Sponsored by Sen. Richard Stuart, R-Montross, and Del. Bobby Orrock, R-Thornburg, the on-farm activities bill was the product of more than a year of discussion by a working group assembled by the Virginia Department of Agriculture and Consumer Services and Virginia Secretary of Agriculture and Forestry Todd Haymore. Farm Bureau was one of the interest groups participating in discussions. The working group was assembled after an attempt to amend Virginia’s Right to Farm law failed in the 2013 General Assembly.
“Our members felt the current Right to Farm law was serving the needs of production agriculture well, and there was no need to amend it,” Davis said. “But there was a consensus among the majority of participants of the working group to go forward with legislation to bring the rest of the industry up to the same protections that farm wineries already have, with the rationale being that if it’s good enough for one aspect of the agriculture industry, … then it would be good enough for producers. And that’s whether you’re farming on 10 acres or 10,000 acres.
“This bill was heavily amended to address the concerns of localities and others, and really does strike the appropriate balance between private property rights on your farm and local government regulation,” Davis said.

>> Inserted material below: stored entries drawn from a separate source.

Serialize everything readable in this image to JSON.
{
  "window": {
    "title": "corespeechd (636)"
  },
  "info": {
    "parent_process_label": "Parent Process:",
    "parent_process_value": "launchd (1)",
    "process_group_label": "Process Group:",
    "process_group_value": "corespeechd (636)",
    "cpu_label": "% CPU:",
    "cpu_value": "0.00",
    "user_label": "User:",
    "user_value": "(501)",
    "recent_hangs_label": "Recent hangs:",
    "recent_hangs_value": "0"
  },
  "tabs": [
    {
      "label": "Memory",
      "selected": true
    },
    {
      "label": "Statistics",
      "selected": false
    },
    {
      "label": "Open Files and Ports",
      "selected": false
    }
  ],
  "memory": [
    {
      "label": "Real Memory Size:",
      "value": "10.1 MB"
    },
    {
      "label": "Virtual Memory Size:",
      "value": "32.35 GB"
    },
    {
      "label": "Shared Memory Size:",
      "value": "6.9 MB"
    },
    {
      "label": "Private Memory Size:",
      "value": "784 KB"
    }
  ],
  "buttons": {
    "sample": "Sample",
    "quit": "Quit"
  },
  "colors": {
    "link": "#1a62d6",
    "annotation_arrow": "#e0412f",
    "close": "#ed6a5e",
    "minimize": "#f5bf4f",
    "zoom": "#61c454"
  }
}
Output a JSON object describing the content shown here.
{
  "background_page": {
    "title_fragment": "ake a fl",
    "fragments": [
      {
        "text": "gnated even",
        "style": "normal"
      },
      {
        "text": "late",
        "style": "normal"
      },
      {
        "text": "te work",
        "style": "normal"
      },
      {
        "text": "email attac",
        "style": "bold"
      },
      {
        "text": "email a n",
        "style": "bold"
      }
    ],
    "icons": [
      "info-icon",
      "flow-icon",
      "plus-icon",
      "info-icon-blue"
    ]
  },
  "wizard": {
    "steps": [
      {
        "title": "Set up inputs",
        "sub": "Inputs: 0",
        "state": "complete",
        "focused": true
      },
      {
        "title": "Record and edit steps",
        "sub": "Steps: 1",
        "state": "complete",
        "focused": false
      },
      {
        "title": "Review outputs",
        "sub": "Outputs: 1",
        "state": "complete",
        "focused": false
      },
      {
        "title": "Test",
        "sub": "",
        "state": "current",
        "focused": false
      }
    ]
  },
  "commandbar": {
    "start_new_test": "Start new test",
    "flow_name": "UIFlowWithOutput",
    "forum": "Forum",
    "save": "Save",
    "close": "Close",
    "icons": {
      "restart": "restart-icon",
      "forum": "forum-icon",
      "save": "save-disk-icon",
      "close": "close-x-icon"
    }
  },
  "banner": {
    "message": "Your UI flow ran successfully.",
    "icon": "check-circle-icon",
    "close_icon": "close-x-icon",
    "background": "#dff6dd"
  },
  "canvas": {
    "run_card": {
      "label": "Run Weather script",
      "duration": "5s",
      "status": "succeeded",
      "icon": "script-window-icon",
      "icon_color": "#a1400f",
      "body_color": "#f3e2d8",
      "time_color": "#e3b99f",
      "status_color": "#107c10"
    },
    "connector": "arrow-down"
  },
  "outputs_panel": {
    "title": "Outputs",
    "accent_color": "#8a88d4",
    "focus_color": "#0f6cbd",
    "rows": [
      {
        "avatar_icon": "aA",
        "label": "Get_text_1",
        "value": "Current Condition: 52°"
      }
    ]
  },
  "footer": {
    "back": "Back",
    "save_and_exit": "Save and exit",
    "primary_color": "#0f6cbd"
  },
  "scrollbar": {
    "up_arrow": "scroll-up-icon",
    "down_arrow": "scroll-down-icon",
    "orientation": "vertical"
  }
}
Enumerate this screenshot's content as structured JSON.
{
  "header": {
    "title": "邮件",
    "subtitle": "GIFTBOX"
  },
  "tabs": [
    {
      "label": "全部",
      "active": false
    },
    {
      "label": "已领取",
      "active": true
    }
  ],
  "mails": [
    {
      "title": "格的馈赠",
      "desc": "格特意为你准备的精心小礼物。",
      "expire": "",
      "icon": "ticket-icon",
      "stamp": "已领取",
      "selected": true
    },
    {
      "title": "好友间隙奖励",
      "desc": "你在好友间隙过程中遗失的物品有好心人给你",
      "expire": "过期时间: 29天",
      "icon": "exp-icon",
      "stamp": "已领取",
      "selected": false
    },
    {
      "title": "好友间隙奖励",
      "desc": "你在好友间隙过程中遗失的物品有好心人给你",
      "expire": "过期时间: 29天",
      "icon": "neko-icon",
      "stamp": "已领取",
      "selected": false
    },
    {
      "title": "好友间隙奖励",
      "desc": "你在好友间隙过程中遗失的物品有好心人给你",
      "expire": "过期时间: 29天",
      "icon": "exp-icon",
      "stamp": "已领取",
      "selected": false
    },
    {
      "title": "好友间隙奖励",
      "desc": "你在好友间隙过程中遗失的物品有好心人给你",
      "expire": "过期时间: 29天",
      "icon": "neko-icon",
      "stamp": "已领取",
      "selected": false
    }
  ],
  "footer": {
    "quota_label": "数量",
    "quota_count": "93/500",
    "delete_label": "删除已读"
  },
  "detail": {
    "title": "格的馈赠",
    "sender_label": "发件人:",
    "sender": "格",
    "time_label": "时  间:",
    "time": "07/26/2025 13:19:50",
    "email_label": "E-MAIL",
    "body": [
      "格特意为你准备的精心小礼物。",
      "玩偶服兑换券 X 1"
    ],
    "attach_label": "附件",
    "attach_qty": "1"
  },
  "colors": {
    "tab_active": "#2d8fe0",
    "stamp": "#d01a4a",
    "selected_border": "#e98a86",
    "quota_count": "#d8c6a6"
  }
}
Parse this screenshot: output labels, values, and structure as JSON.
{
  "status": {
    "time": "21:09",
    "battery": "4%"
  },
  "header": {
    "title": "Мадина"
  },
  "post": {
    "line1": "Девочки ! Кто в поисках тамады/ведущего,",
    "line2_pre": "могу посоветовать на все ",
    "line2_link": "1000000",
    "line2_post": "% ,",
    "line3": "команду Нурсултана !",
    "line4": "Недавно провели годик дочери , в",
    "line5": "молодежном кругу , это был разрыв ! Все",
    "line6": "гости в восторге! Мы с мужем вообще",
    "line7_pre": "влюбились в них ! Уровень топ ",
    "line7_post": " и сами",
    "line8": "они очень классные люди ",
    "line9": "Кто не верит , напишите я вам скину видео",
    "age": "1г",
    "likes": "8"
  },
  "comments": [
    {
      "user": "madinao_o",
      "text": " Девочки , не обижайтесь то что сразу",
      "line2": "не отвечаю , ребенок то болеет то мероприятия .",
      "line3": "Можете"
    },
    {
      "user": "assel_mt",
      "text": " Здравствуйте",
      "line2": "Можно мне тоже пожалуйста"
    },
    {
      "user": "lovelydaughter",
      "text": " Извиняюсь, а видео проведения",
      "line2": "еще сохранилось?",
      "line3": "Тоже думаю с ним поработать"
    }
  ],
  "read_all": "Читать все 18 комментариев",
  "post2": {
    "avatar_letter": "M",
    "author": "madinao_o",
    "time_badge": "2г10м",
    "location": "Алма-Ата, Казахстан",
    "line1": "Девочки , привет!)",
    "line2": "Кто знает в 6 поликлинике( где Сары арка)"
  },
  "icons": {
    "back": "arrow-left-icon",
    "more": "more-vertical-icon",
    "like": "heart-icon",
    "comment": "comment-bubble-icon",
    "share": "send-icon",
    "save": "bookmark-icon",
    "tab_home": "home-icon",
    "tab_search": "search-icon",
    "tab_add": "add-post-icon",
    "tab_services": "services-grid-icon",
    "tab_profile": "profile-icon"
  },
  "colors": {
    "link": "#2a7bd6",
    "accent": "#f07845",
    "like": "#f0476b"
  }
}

The new law is not a full exemption from local control of on-farm sales, Davis added. Local governments still will be able to require permits and regulate on-farm activities if there is a “substantial impact” on the health, safety or general welfare of the public. And the law applies to legitimate agricultural operations only, meaning someone cannot set up a farm stand and claim exemption unless the property is devoted to bona fide production of crops or livestock.